I take an active part wherever I have lived. I moved to Guelph to take a position as Director of Music at a local Church. All has developed from there. I now volunteer with GAC and the Guelph Kiwanis Music Festival where I am involved in the organizing committee, fundraising and session coordination. I am on the Steering Committee for Spark of Brilliance and have been a member of the Museum; one membership I must renew!

You've been a fantastic Guelph Arts Council Walking Tour Guide now for over 4 years. What brought you to volunteering with GAC?

When moving to a new area, I like to know it well. I read about the walking tours and started every Sunday afternoon to attend these tours. Eventually, one of the guides after asking me something about a location said, "Why don't you become a guide?" That is how it all started.
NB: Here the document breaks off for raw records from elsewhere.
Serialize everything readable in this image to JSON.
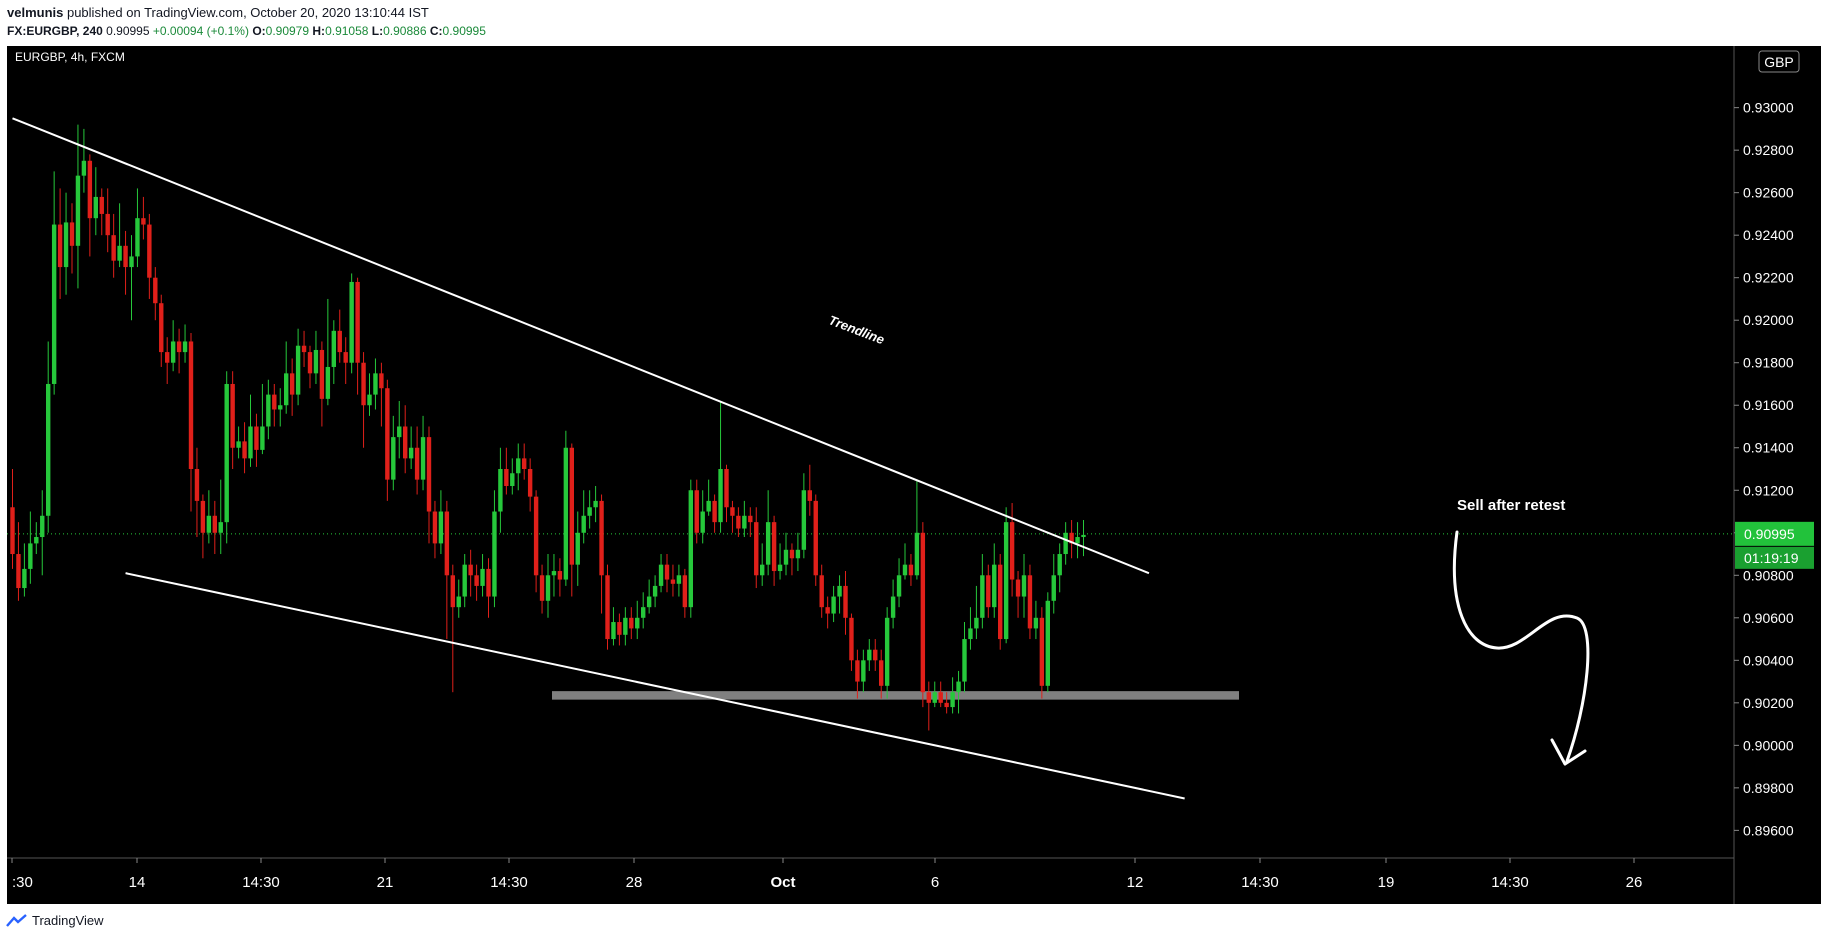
{
  "header": {
    "line1": {
      "author": "velmunis",
      "text": " published on TradingView.com, October 20, 2020 13:10:44 IST"
    },
    "line2": {
      "symbol": "FX:EURGBP, 240",
      "last": "0.90995",
      "change": "+0.00094 (+0.1%)",
      "o_label": "O:",
      "o_value": "0.90979",
      "h_label": "H:",
      "h_value": "0.91058",
      "l_label": "L:",
      "l_value": "0.90886",
      "c_label": "C:",
      "c_value": "0.90995"
    }
  },
  "footer": {
    "brand": "TradingView"
  },
  "colors": {
    "background": "#000000",
    "bull": "#26c83b",
    "bear": "#e0201a",
    "trendline": "#ffffff",
    "support_zone": "#808080",
    "price_label_bg": "#22c23b"
  },
  "chart_data": {
    "type": "candlestick",
    "title": "EURGBP, 4h, FXCM",
    "currency": "GBP",
    "ylim": [
      0.8947,
      0.9329
    ],
    "y_ticks": [
      "0.93000",
      "0.92800",
      "0.92600",
      "0.92400",
      "0.92200",
      "0.92000",
      "0.91800",
      "0.91600",
      "0.91400",
      "0.91200",
      "0.91000",
      "0.90800",
      "0.90600",
      "0.90400",
      "0.90200",
      "0.90000",
      "0.89800",
      "0.89600"
    ],
    "x_ticks": [
      ":30",
      "14",
      "14:30",
      "21",
      "14:30",
      "28",
      "Oct",
      "6",
      "12",
      "14:30",
      "19",
      "14:30",
      "26"
    ],
    "last_price": "0.90995",
    "countdown": "01:19:19",
    "grid": false,
    "annotations": {
      "trendline_label": "Trendline",
      "sell_label": "Sell after retest",
      "support_zone": [
        0.90215,
        0.90255
      ]
    },
    "trendlines": [
      {
        "name": "upper",
        "from": [
          0,
          0.9295
        ],
        "to": [
          191,
          0.9081
        ]
      },
      {
        "name": "lower",
        "from": [
          19,
          0.9081
        ],
        "to": [
          197,
          0.8975
        ]
      }
    ],
    "candles": [
      [
        0.9112,
        0.909,
        0.913,
        0.9083
      ],
      [
        0.909,
        0.9074,
        0.9105,
        0.9068
      ],
      [
        0.9074,
        0.9083,
        0.9095,
        0.907
      ],
      [
        0.9083,
        0.9095,
        0.911,
        0.9076
      ],
      [
        0.9095,
        0.9098,
        0.9105,
        0.909
      ],
      [
        0.9098,
        0.9108,
        0.912,
        0.908
      ],
      [
        0.9108,
        0.917,
        0.919,
        0.91
      ],
      [
        0.917,
        0.9245,
        0.927,
        0.9165
      ],
      [
        0.9245,
        0.9225,
        0.9262,
        0.921
      ],
      [
        0.9225,
        0.9246,
        0.926,
        0.9212
      ],
      [
        0.9246,
        0.9235,
        0.9255,
        0.9222
      ],
      [
        0.9235,
        0.9268,
        0.9292,
        0.9215
      ],
      [
        0.9268,
        0.9275,
        0.929,
        0.926
      ],
      [
        0.9275,
        0.9248,
        0.9278,
        0.923
      ],
      [
        0.9248,
        0.9258,
        0.9272,
        0.924
      ],
      [
        0.9258,
        0.925,
        0.9262,
        0.924
      ],
      [
        0.925,
        0.924,
        0.9262,
        0.9232
      ],
      [
        0.924,
        0.9228,
        0.925,
        0.922
      ],
      [
        0.9228,
        0.9235,
        0.9255,
        0.9225
      ],
      [
        0.9235,
        0.9225,
        0.9242,
        0.9212
      ],
      [
        0.9225,
        0.923,
        0.924,
        0.92
      ],
      [
        0.923,
        0.9248,
        0.9262,
        0.9225
      ],
      [
        0.9248,
        0.9245,
        0.9258,
        0.9238
      ],
      [
        0.9245,
        0.922,
        0.925,
        0.921
      ],
      [
        0.922,
        0.9208,
        0.9225,
        0.92
      ],
      [
        0.9208,
        0.9185,
        0.9212,
        0.9178
      ],
      [
        0.9185,
        0.918,
        0.9192,
        0.917
      ],
      [
        0.918,
        0.919,
        0.92,
        0.9176
      ],
      [
        0.919,
        0.9185,
        0.9196,
        0.9175
      ],
      [
        0.9185,
        0.919,
        0.9198,
        0.918
      ],
      [
        0.919,
        0.913,
        0.9194,
        0.911
      ],
      [
        0.913,
        0.9115,
        0.914,
        0.9098
      ],
      [
        0.9115,
        0.91,
        0.9118,
        0.9088
      ],
      [
        0.91,
        0.9108,
        0.912,
        0.9095
      ],
      [
        0.9108,
        0.91,
        0.9115,
        0.909
      ],
      [
        0.91,
        0.9105,
        0.9125,
        0.909
      ],
      [
        0.9105,
        0.917,
        0.9176,
        0.9095
      ],
      [
        0.917,
        0.914,
        0.9176,
        0.913
      ],
      [
        0.914,
        0.9143,
        0.915,
        0.9135
      ],
      [
        0.9143,
        0.9135,
        0.9152,
        0.9128
      ],
      [
        0.9135,
        0.915,
        0.9165,
        0.9131
      ],
      [
        0.915,
        0.9139,
        0.9156,
        0.9131
      ],
      [
        0.9139,
        0.915,
        0.917,
        0.9137
      ],
      [
        0.915,
        0.9165,
        0.9172,
        0.9144
      ],
      [
        0.9165,
        0.9158,
        0.917,
        0.915
      ],
      [
        0.9158,
        0.916,
        0.9168,
        0.915
      ],
      [
        0.916,
        0.9175,
        0.919,
        0.9156
      ],
      [
        0.9175,
        0.9165,
        0.9182,
        0.9155
      ],
      [
        0.9165,
        0.9188,
        0.9196,
        0.916
      ],
      [
        0.9188,
        0.9185,
        0.9195,
        0.9178
      ],
      [
        0.9185,
        0.9175,
        0.9188,
        0.9168
      ],
      [
        0.9175,
        0.9186,
        0.9195,
        0.917
      ],
      [
        0.9186,
        0.9163,
        0.919,
        0.915
      ],
      [
        0.9163,
        0.9178,
        0.921,
        0.916
      ],
      [
        0.9178,
        0.9195,
        0.92,
        0.917
      ],
      [
        0.9195,
        0.9185,
        0.9205,
        0.918
      ],
      [
        0.9185,
        0.918,
        0.9192,
        0.917
      ],
      [
        0.918,
        0.9218,
        0.9222,
        0.9175
      ],
      [
        0.9218,
        0.918,
        0.922,
        0.9165
      ],
      [
        0.918,
        0.916,
        0.9185,
        0.914
      ],
      [
        0.916,
        0.9165,
        0.9175,
        0.9155
      ],
      [
        0.9165,
        0.9175,
        0.9182,
        0.9158
      ],
      [
        0.9175,
        0.9168,
        0.918,
        0.915
      ],
      [
        0.9168,
        0.9125,
        0.9172,
        0.9115
      ],
      [
        0.9125,
        0.9145,
        0.9155,
        0.912
      ],
      [
        0.9145,
        0.915,
        0.9162,
        0.9135
      ],
      [
        0.915,
        0.9135,
        0.916,
        0.9128
      ],
      [
        0.9135,
        0.914,
        0.915,
        0.913
      ],
      [
        0.914,
        0.9125,
        0.915,
        0.9118
      ],
      [
        0.9125,
        0.9145,
        0.9155,
        0.912
      ],
      [
        0.9145,
        0.911,
        0.915,
        0.9095
      ],
      [
        0.911,
        0.9095,
        0.9115,
        0.9088
      ],
      [
        0.9095,
        0.911,
        0.912,
        0.909
      ],
      [
        0.911,
        0.908,
        0.9115,
        0.905
      ],
      [
        0.908,
        0.9065,
        0.9085,
        0.9025
      ],
      [
        0.9065,
        0.907,
        0.9078,
        0.906
      ],
      [
        0.907,
        0.9085,
        0.909,
        0.9065
      ],
      [
        0.9085,
        0.908,
        0.9092,
        0.907
      ],
      [
        0.908,
        0.9075,
        0.9085,
        0.9068
      ],
      [
        0.9075,
        0.9083,
        0.909,
        0.907
      ],
      [
        0.9083,
        0.907,
        0.9088,
        0.906
      ],
      [
        0.907,
        0.911,
        0.912,
        0.9065
      ],
      [
        0.911,
        0.913,
        0.914,
        0.91
      ],
      [
        0.913,
        0.9122,
        0.914,
        0.9118
      ],
      [
        0.9122,
        0.9128,
        0.9135,
        0.9118
      ],
      [
        0.9128,
        0.9135,
        0.9142,
        0.912
      ],
      [
        0.9135,
        0.913,
        0.9142,
        0.9125
      ],
      [
        0.913,
        0.9117,
        0.9135,
        0.911
      ],
      [
        0.9117,
        0.908,
        0.912,
        0.9072
      ],
      [
        0.908,
        0.9068,
        0.9085,
        0.9062
      ],
      [
        0.9068,
        0.908,
        0.909,
        0.906
      ],
      [
        0.908,
        0.9082,
        0.909,
        0.907
      ],
      [
        0.9082,
        0.9078,
        0.9088,
        0.907
      ],
      [
        0.9078,
        0.914,
        0.9148,
        0.9075
      ],
      [
        0.914,
        0.9085,
        0.9142,
        0.907
      ],
      [
        0.9085,
        0.91,
        0.911,
        0.9075
      ],
      [
        0.91,
        0.9108,
        0.912,
        0.9095
      ],
      [
        0.9108,
        0.9112,
        0.912,
        0.9102
      ],
      [
        0.9112,
        0.9115,
        0.9122,
        0.9105
      ],
      [
        0.9115,
        0.908,
        0.9118,
        0.9062
      ],
      [
        0.908,
        0.905,
        0.9085,
        0.9045
      ],
      [
        0.905,
        0.9058,
        0.9065,
        0.9047
      ],
      [
        0.9058,
        0.9052,
        0.9062,
        0.9047
      ],
      [
        0.9052,
        0.906,
        0.9065,
        0.9047
      ],
      [
        0.906,
        0.9055,
        0.9065,
        0.905
      ],
      [
        0.9055,
        0.906,
        0.9068,
        0.905
      ],
      [
        0.906,
        0.9065,
        0.9072,
        0.9055
      ],
      [
        0.9065,
        0.907,
        0.9078,
        0.9062
      ],
      [
        0.907,
        0.9075,
        0.908,
        0.9065
      ],
      [
        0.9075,
        0.9085,
        0.909,
        0.9072
      ],
      [
        0.9085,
        0.9078,
        0.909,
        0.9072
      ],
      [
        0.9078,
        0.9076,
        0.9085,
        0.907
      ],
      [
        0.9076,
        0.908,
        0.9085,
        0.907
      ],
      [
        0.908,
        0.9065,
        0.9083,
        0.906
      ],
      [
        0.9065,
        0.912,
        0.9125,
        0.906
      ],
      [
        0.912,
        0.91,
        0.9125,
        0.9095
      ],
      [
        0.91,
        0.911,
        0.912,
        0.9095
      ],
      [
        0.911,
        0.9115,
        0.9125,
        0.9108
      ],
      [
        0.9115,
        0.9105,
        0.9118,
        0.91
      ],
      [
        0.9105,
        0.913,
        0.9162,
        0.91
      ],
      [
        0.913,
        0.9112,
        0.9132,
        0.9105
      ],
      [
        0.9112,
        0.9108,
        0.9115,
        0.91
      ],
      [
        0.9108,
        0.9102,
        0.9112,
        0.9098
      ],
      [
        0.9102,
        0.9108,
        0.9115,
        0.9098
      ],
      [
        0.9108,
        0.9105,
        0.9112,
        0.9098
      ],
      [
        0.9105,
        0.908,
        0.9112,
        0.9074
      ],
      [
        0.908,
        0.9085,
        0.9095,
        0.9075
      ],
      [
        0.9085,
        0.9105,
        0.912,
        0.908
      ],
      [
        0.9105,
        0.9082,
        0.9108,
        0.9075
      ],
      [
        0.9082,
        0.9085,
        0.9095,
        0.9078
      ],
      [
        0.9085,
        0.9092,
        0.91,
        0.908
      ],
      [
        0.9092,
        0.9088,
        0.9095,
        0.908
      ],
      [
        0.9088,
        0.9092,
        0.91,
        0.9082
      ],
      [
        0.9092,
        0.912,
        0.9128,
        0.9088
      ],
      [
        0.912,
        0.9115,
        0.9132,
        0.9108
      ],
      [
        0.9115,
        0.908,
        0.9118,
        0.9075
      ],
      [
        0.908,
        0.9065,
        0.9085,
        0.906
      ],
      [
        0.9065,
        0.9062,
        0.907,
        0.9055
      ],
      [
        0.9062,
        0.907,
        0.9075,
        0.9058
      ],
      [
        0.907,
        0.9075,
        0.908,
        0.9062
      ],
      [
        0.9075,
        0.906,
        0.9082,
        0.9052
      ],
      [
        0.906,
        0.904,
        0.9062,
        0.9035
      ],
      [
        0.904,
        0.903,
        0.9045,
        0.9022
      ],
      [
        0.903,
        0.904,
        0.9045,
        0.9025
      ],
      [
        0.904,
        0.9045,
        0.905,
        0.9035
      ],
      [
        0.9045,
        0.904,
        0.905,
        0.9035
      ],
      [
        0.904,
        0.9028,
        0.9045,
        0.9022
      ],
      [
        0.9028,
        0.906,
        0.9065,
        0.9022
      ],
      [
        0.906,
        0.907,
        0.9078,
        0.9055
      ],
      [
        0.907,
        0.908,
        0.9088,
        0.9065
      ],
      [
        0.908,
        0.9085,
        0.9095,
        0.9078
      ],
      [
        0.9085,
        0.908,
        0.909,
        0.9075
      ],
      [
        0.908,
        0.91,
        0.9125,
        0.9078
      ],
      [
        0.91,
        0.9025,
        0.9105,
        0.9018
      ],
      [
        0.9025,
        0.902,
        0.903,
        0.9007
      ],
      [
        0.902,
        0.9025,
        0.903,
        0.9018
      ],
      [
        0.9025,
        0.902,
        0.903,
        0.9018
      ],
      [
        0.902,
        0.9018,
        0.9025,
        0.9015
      ],
      [
        0.9018,
        0.9025,
        0.9032,
        0.9015
      ],
      [
        0.9025,
        0.903,
        0.9035,
        0.9015
      ],
      [
        0.903,
        0.905,
        0.9058,
        0.9025
      ],
      [
        0.905,
        0.9055,
        0.9065,
        0.9045
      ],
      [
        0.9055,
        0.906,
        0.9075,
        0.905
      ],
      [
        0.906,
        0.908,
        0.909,
        0.9055
      ],
      [
        0.908,
        0.9065,
        0.9085,
        0.906
      ],
      [
        0.9065,
        0.9085,
        0.9095,
        0.906
      ],
      [
        0.9085,
        0.905,
        0.909,
        0.9045
      ],
      [
        0.905,
        0.9105,
        0.9112,
        0.9048
      ],
      [
        0.9105,
        0.9078,
        0.9114,
        0.907
      ],
      [
        0.9078,
        0.907,
        0.9082,
        0.906
      ],
      [
        0.907,
        0.908,
        0.909,
        0.906
      ],
      [
        0.908,
        0.9055,
        0.9085,
        0.905
      ],
      [
        0.9055,
        0.906,
        0.9068,
        0.905
      ],
      [
        0.906,
        0.9028,
        0.9065,
        0.9022
      ],
      [
        0.9028,
        0.9068,
        0.9072,
        0.9025
      ],
      [
        0.9068,
        0.908,
        0.909,
        0.9062
      ],
      [
        0.908,
        0.909,
        0.9095,
        0.9072
      ],
      [
        0.909,
        0.91,
        0.9105,
        0.9085
      ],
      [
        0.91,
        0.9095,
        0.9106,
        0.9088
      ],
      [
        0.9095,
        0.9098,
        0.9105,
        0.9088
      ],
      [
        0.9098,
        0.9099,
        0.9106,
        0.9089
      ]
    ]
  }
}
What do you like most about being a Historical Walking Tour guide?

There are two things that I love about being a guide, the first is being able to show significant parts of this beautiful city's architecture and history to others and secondly, to be able to point out items to people who have lived here all their lives, but have never known of such areas and items. Perhaps they have driven by them daily; however, to see many one has to park the car; get out and walk!

Could you tell me about 2NS4U Music Therapy?

After returning home to Canada from Texas where I had been Music Therapy Coordinator for a state residential facility, I set up my own practice through which I am able to offer services to groups and individuals. Through music and its various elements, I am able to assist people with challenges; developmental, physical, mental and particularly with geriatric issues.